6. The method of claim 1, wherein the second thread detects the deadlock, in response to the first thread failing to lock or release a resource as expected.

7. The method of claim 1, wherein the threshold expires, in response to determining that the status of at least one of the first lock and the second lock is unchanged after a predetermined time has elapsed.

8. The method of claim 1, wherein the status of at least one of the first lock and the second lock is associated with whether the first thread successfully takes the second lock.

9. The method of claim 1, wherein the status of at least one of the first lock and the second lock is associated with whether the first thread successfully releases the second lock.

10. The method of claim 1, wherein the threshold expires in response to:

the first thread successfully taking the first lock and attempting to take the second lock;

the first thread reporting the attempt to take the second lock to the second thread; and

the first thread failing to report taking the second lock to the second thread after a predetermine time elapses.

11. The method of claim 1, wherein the threshold expires in response to:

the first thread successfully taking the first and second locks and attempting to release the second lock;

the first thread reporting the attempt to release the second lock to the second thread; and

the first thread failing to report releasing the second lock to the second thread after a predetermine time elapses.

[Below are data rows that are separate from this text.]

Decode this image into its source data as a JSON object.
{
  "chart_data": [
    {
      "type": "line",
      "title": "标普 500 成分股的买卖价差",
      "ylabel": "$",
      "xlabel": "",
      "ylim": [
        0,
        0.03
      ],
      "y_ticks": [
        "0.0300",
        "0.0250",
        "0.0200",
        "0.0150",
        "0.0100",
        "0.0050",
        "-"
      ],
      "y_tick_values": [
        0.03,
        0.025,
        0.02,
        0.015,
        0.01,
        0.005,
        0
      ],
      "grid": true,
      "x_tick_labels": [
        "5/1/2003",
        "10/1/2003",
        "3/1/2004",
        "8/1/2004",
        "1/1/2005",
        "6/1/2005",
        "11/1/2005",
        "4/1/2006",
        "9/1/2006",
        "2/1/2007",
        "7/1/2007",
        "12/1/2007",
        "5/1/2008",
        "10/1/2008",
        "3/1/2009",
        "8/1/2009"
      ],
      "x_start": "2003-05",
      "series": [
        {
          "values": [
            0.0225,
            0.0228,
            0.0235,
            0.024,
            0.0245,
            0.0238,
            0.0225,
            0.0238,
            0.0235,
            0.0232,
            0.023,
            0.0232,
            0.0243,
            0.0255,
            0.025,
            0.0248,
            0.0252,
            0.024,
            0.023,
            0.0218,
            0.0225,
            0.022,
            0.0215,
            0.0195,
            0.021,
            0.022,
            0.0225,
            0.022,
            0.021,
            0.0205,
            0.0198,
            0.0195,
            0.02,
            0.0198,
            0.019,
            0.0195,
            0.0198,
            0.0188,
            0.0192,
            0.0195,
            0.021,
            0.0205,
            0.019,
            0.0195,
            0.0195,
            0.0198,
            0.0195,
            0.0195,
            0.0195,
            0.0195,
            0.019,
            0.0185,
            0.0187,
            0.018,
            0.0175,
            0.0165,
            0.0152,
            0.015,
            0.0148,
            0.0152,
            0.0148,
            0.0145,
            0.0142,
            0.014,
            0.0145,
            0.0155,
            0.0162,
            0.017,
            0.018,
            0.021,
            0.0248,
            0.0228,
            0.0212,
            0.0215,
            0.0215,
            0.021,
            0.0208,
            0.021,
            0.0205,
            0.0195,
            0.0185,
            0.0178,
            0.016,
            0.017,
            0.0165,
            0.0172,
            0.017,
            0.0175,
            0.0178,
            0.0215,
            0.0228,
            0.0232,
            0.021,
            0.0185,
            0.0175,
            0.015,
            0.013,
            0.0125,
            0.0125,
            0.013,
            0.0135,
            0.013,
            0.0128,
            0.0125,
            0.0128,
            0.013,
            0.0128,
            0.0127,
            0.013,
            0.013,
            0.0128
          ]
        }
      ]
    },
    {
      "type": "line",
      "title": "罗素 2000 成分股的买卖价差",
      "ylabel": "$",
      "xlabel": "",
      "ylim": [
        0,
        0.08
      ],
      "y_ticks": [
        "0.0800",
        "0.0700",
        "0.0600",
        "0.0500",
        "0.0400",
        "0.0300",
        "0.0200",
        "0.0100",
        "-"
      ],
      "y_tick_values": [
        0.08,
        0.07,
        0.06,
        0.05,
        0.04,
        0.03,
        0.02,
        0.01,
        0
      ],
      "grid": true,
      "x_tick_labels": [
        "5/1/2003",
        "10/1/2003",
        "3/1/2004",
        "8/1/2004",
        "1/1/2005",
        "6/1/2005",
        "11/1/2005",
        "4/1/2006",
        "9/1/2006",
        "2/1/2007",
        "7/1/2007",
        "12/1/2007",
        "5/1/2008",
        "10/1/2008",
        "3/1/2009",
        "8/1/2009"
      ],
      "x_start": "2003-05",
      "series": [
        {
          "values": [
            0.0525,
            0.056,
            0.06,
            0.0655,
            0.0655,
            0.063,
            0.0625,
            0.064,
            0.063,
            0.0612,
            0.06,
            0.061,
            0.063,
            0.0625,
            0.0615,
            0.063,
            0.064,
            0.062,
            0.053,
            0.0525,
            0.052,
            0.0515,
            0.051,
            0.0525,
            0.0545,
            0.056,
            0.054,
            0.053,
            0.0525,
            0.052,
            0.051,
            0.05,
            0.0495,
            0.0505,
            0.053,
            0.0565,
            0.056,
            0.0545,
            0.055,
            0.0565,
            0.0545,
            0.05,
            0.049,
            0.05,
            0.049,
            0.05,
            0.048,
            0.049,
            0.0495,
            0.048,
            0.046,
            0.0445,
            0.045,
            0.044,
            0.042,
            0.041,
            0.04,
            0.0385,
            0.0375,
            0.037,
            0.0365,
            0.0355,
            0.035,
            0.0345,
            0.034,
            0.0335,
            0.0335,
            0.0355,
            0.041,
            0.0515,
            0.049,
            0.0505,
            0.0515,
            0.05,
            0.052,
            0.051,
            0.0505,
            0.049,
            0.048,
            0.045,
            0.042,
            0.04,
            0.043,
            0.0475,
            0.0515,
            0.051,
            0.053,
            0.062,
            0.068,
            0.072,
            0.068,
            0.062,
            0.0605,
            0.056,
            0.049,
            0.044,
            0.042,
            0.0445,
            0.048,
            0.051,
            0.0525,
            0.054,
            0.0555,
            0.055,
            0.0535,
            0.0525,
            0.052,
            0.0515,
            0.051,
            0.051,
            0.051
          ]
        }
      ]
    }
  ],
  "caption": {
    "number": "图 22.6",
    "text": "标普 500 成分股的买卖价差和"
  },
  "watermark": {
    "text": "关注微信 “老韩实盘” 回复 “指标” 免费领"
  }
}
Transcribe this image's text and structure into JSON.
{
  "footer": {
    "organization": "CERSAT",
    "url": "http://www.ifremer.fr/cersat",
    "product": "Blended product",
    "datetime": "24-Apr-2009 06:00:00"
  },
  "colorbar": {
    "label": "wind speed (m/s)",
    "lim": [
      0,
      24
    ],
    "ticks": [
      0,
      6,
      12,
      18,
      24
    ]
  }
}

12. A system for detecting deadlock in a computing execution environment, the system comprising:

a first logic unit for monitoring a first thread and for reporting, the first thread's attempt to lock a resource, to a second thread running in parallel with the first thread; and

a second logic unit for determining a deadlock, in response to the first thread failing to lock the resource after a time threshold expires.

13. A system for detecting deadlock in a computing execution environment, the system comprising:

a first logic unit for monitoring a first thread and for reporting, the first thread's attempt to release a locked resource, to a second thread running in parallel with the first thread; and

a second logic unit for determining a deadlock, in response to the first thread failing to release the locked resource after a time threshold expires.

14. A computer program product comprising a computer useable medium having a computer readable program, wherein the computer readable program when executed on a computer causes the computer to:

attempt to take or release a lock using a first thread;

monitor status of the lock using a second thread; and

detect a deadlock, by way of the second thread determining expiration of a threshold associated with the status of the lock.

15. The computer program product of claim 14, wherein the computer readable program when executed on a computer further causes the computer to report a deadlock state for the first thread, in response to the second thread detecting the deadlock.

16. The computer program product of claim 14, wherein the computer readable program when executed on a computer further causes the computer to identify the lock, when reporting the deadlock state.

17. The computer program product of claim 14, wherein the first thread reports to the second thread an attempt to take or release the lock.

18. The computer program product of claim 14, wherein the threshold expires, in response to determining that the status of the lock is unchanged after a predetermined time has elapsed.

19. The computer program product of claim 14, wherein the threshold expires in response to:

the first thread reporting an attempt to take the lock to the second thread, and

the first thread failing to report taking the lock to the second thread after a predetermine time elapses.

20. The computer program product of claim 14, wherein the threshold expires in response to:

the first thread reporting an attempt to release the lock to the second thread; and

the first thread failing to report releasing the lock to the second thread after a predetermine time elapses.